On the few occasions when Rougon came to see Clorinde, she affected great weariness and spoke of going to Italy for three months. But then with lowered eyelids she would examine him with a sharp gleaming glance, while a smile of refined cruelty hardened her lips. She would have liked to strangle him then and there with her tapering fingers, but she was anxious that her attack should prove quite effective when it did come; and this long wait for the time when her nails would be fully grown was not without a spice of pleasure to her. Rougon, who was always very absent-minded, shook hands with her mechanically, never noticing the nervous fever of her flesh.
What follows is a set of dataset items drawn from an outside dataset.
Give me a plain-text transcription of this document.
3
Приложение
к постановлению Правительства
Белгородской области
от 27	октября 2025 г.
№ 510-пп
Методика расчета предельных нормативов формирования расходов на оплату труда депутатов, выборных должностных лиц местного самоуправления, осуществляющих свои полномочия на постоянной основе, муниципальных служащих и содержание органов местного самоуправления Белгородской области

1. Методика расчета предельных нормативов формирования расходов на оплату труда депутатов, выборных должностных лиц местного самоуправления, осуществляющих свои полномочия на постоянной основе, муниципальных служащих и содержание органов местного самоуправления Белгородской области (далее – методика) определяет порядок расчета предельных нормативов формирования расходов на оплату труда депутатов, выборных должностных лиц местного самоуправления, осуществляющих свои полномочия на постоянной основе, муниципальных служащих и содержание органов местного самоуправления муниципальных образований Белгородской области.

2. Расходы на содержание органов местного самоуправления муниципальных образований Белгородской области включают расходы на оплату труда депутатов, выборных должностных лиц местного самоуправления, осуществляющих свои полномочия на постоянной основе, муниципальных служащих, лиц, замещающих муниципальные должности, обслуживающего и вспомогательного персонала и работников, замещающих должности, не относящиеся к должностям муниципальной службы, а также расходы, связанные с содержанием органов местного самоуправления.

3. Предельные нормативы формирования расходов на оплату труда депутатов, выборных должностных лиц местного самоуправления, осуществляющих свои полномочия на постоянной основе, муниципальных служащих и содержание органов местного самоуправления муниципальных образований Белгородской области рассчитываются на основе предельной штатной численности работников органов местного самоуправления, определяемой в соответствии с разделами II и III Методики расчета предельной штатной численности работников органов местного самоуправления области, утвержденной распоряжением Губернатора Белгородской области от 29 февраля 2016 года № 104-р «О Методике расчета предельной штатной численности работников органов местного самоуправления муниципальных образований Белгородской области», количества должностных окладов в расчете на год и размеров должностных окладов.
He even fancied that she had given up her eccentricities, and complimented her upon rendering obedience to her husband. 'You are now nearly all that I wished you to be,' he said to her. 'You have taken the right course. Women ought to remain quietly at home.'

'Good heavens! what an idiot he is!' she exclaimed with a shrill laugh when he had gone away. 'And he thinks that it is the women who are the idiots!'

At last, one Sunday evening towards ten o'clock, when the whole band had assembled in Clorinde's bedroom, M. de Plouguern came in with a triumphant air: 'Well,' he exclaimed, trying to appear extremely indignant, 'have you heard of Rougon's last exploit? This time, surely, the measure is full!'

They all eagerly clustered round him. No one had heard of anything.